July 2015 Knowledge Newsletter
Dear Friends, Many people are becoming more sensitive of late and may discover sensitivities to smells, toxins and behaviors that they did not have before. Sensitivities can be difficult to handle so I would like to offer some suggestions about what to do about them.
Sensitivity and Insensitivity
Have you ever felt like someone stepped on your toes, was totally oblivious of how you feel or what was important to you? When this happens, the usual response is to feel hurt or conclude others don’t care about you especially if you have taken the time to alert them to how you feel. So you may wonder why would someone deliberately say or do something hurtful.
The only possibilities I can think of are that insensitive people are self-absorbed, critical, don’t care how you feel or that you are not important enough for them to make any effort to change. They may be less conscious or out of touch with their own feelings and do not even realize they are being insensitive. Perhaps they feel alone in the world and think “What does it matter how others feel or how I behave?” These are not bad people and you may even like them for their other redeeming characteristics.
Often insensitive people can’t understand what you are making such a fuss about. They may look upon you as someone who is difficult to be around because you are so emotional. They may think you are being overly sensitive and take everything they say to heart when they only made a casual remark at your expense. Such folks usually do not take to time to find out how you feel or how their behavior affects you.

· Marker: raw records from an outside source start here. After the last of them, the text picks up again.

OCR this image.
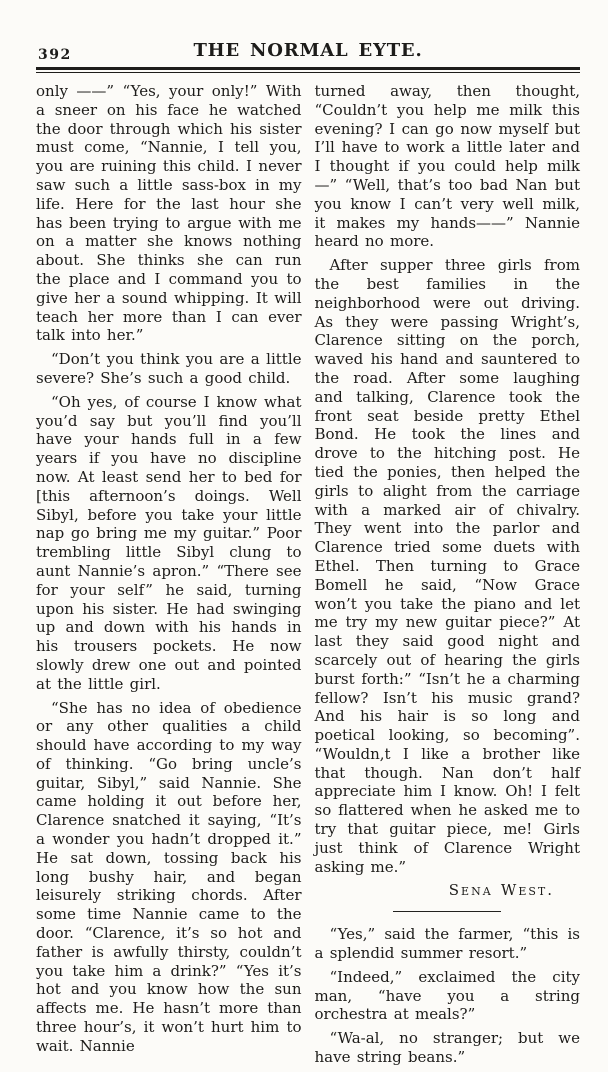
392	THE NORMAL EYTE.

only ——” “Yes, your only!” With a sneer on his face he watched the door through which his sister must come, “Nannie, I tell you, you are ruining this child. I never saw such a little sass-box in my life. Here for the last hour she has been trying to argue with me on a matter she knows nothing about. She thinks she can run the place and I command you to give her a sound whipping. It will teach her more than I can ever talk into her.”

“Don’t you think you are a little severe? She’s such a good child.

“Oh yes, of course I know what you’d say but you’ll find you’ll have your hands full in a few years if you have no discipline now. At least send her to bed for [this afternoon’s doings. Well Sibyl, before you take your little nap go bring me my guitar.” Poor trembling little Sibyl clung to aunt Nannie’s apron.” “There see for your self” he said, turning upon his sister. He had swinging up and down with his hands in his trousers pockets. He now slowly drew one out and pointed at the little girl.

“She has no idea of obedience or any other qualities a child should have according to my way of thinking. “Go bring uncle’s guitar, Sibyl,” said Nannie. She came holding it out before her, Clarence snatched it saying, “It’s a wonder you hadn’t dropped it.” He sat down, tossing back his long bushy hair, and began leisurely striking chords. After some time Nannie came to the door. “Clarence, it’s so hot and father is awfully thirsty, couldn’t you take him a drink?” “Yes it’s hot and you know how the sun affects me. He hasn’t more than three hour’s, it won’t hurt him to wait. Nannie

turned away, then thought, “Couldn’t you help me milk this evening? I can go now myself but I’ll have to work a little later and I thought if you could help milk—” “Well, that’s too bad Nan but you know I can’t very well milk, it makes my hands——” Nannie heard no more.

After supper three girls from the best families in the neighborhood were out driving. As they were passing Wright’s, Clarence sitting on the porch, waved his hand and sauntered to the road. After some laughing and talking, Clarence took the front seat beside pretty Ethel Bond. He took the lines and drove to the hitching post. He tied the ponies, then helped the girls to alight from the carriage with a marked air of chivalry. They went into the parlor and Clarence tried some duets with Ethel. Then turning to Grace Bomell he said, “Now Grace won’t you take the piano and let me try my new guitar piece?” At last they said good night and scarcely out of hearing the girls burst forth:” “Isn’t he a charming fellow? Isn’t his music grand? And his hair is so long and poetical looking, so becoming”. “Wouldn,t I like a brother like that though. Nan don’t half appreciate him I know. Oh! I felt so flattered when he asked me to try that guitar piece, me! Girls just think of Clarence Wright asking me.”

Sena West.

“Yes,” said the farmer, “this is a splendid summer resort.”

“Indeed,” exclaimed the city man, “have you a string orchestra at meals?”

“Wa-al, no stranger; but we have string beans.”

We live in a world where we are all connected whether or not we are aware of the field of energy that connects us all. Unfortunately, many people do not realize that they do not live in a vacuum where they can hurt or be insensitive to others without it having a ripple effect on others. What goes around comes around so these people will have to experience people not listening to them, ignoring them and their hurting their feelings at some point.
Sensitivity and insensitivity are on the same continuum but at opposite ends. When we see extreme sensitivity we should look for extreme insensitivity. Sensitive people are more focused on others being sensitive to their needs rather than their being sensitive to the needs of others.

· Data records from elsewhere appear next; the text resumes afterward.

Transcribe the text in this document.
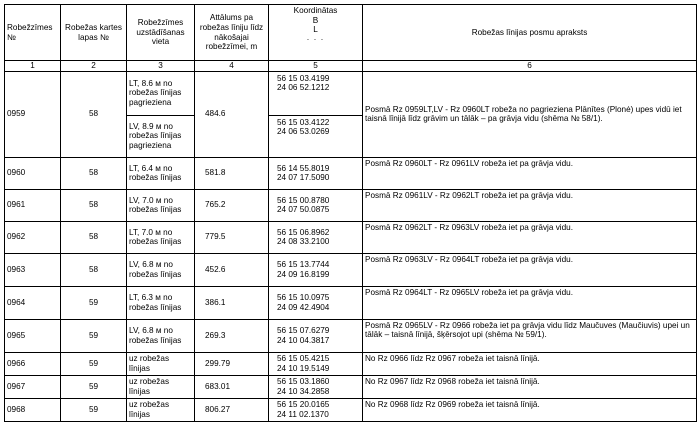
Robežzīmes №	Robežas kartes lapas №	Robežzīmes uzstādīšanas vieta	Attālums pa robežas līniju līdz nākošajai robežzīmei, m	Koordinātas
B
L
· · ·	Robežas līnijas posmu apraksts
1	2	3	4	5	6
0959	58	LT, 8.6 м no robežas līnijas pagrieziena	484.6	56 15 03.4199
24 06 52.1212	Posmā Rz 0959LT,LV - Rz 0960LT robeža no pagrieziena Plānītes (Plonė) upes vidū iet taisnā līnijā līdz grāvim un tālāk – pa grāvja vidu (shēma № 58/1).
		LV, 8.9 м no robežas līnijas pagrieziena		56 15 03.4122
24 06 53.0269	

0960	58	LT, 6.4 м no robežas līnijas	581.8	56 14 55.8019
24 07 17.5090	Posmā Rz 0960LT - Rz 0961LV robeža iet pa grāvja vidu.
0961	58	LV, 7.0 м no robežas līnijas	765.2	56 15 00.8780
24 07 50.0875	Posmā Rz 0961LV - Rz 0962LT robeža iet pa grāvja vidu.
0962	58	LT, 7.0 м no robežas līnijas	779.5	56 15 06.8962
24 08 33.2100	Posmā Rz 0962LT - Rz 0963LV robeža iet pa grāvja vidu.
0963	58	LV, 6.8 м no robežas līnijas	452.6	56 15 13.7744
24 09 16.8199	Posmā Rz 0963LV - Rz 0964LT robeža iet pa grāvja vidu.
0964	59	LT, 6.3 м no robežas līnijas	386.1	56 15 10.0975
24 09 42.4904	Posmā Rz 0964LT - Rz 0965LV robeža iet pa grāvja vidu.
0965	59	LV, 6.8 м no robežas līnijas	269.3	56 15 07.6279
24 10 04.3817	Posmā Rz 0965LV - Rz 0966 robeža iet pa grāvja vidu līdz Maučuves (Maučiuvis) upei un tālāk – taisnā līnijā, šķērsojot upi (shēma № 59/1).
0966	59	uz robežas līnijas	299.79	56 15 05.4215
24 10 19.5149	No Rz 0966 līdz Rz 0967 robeža iet taisnā līnijā.
0967	59	uz robežas līnijas	683.01	56 15 03.1860
24 10 34.2858	No Rz 0967 līdz Rz 0968 robeža iet taisnā līnijā.
0968	59	uz robežas līnijas	806.27	56 15 20.0165
24 11 02.1370	No Rz 0968 līdz Rz 0969 robeža iet taisnā līnijā.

I have done readings for sensitive people and what is interesting to me is that people with skin conditions like cirrhosis and extreme sensitivities are often people who in previous lives have been insensitive to others. If you have been insensitive to others in one life you will come back with people being insensitive to you or having extreme sensitivities. This is how the soul learns and karma works.
To avoid having your feelings hurt, it is best to tell people about your sensitivities such as things that bother you like not returning your calls, constantly being late or saying hurtful or critical things. It is not their job to read your mind. It is your job to tell them in a nice way what bothers you and ask them not to do it again. This does not guarantee they will never do it again but at least you have done your part by letting them how you feel.
Should they ignore your requests and continue as before, then it is your choice to remain in relationship with them or not. Continually complaining about how they hurt your feelings to someone who does not care or is oblivious of how their actions impact you is a waste of your time. Saying something hurtful to get back at them is ineffective as they are insensitive and your comments will just roll off their backs. Keeping hurt and anger locked inside is not good for you and can lead to future health problems.
If you are in partnership or have friends who are insensitive, you may want to ask yourself why you choose to be with such people. What are you getting out of the relationship? Does it reinforce your belief that no one cares about how you feel, that you are unable to say how you feel, that you feel unheard, unloved, that you are victim or feeling angry and powerless? Notice how you choose to respond when you feel hurt or angry. Do you lash out, cry, say you won’t put up with such behavior or do you hold your feelings inside? In each moment, we choose how we want to respond so perhaps a change is needed.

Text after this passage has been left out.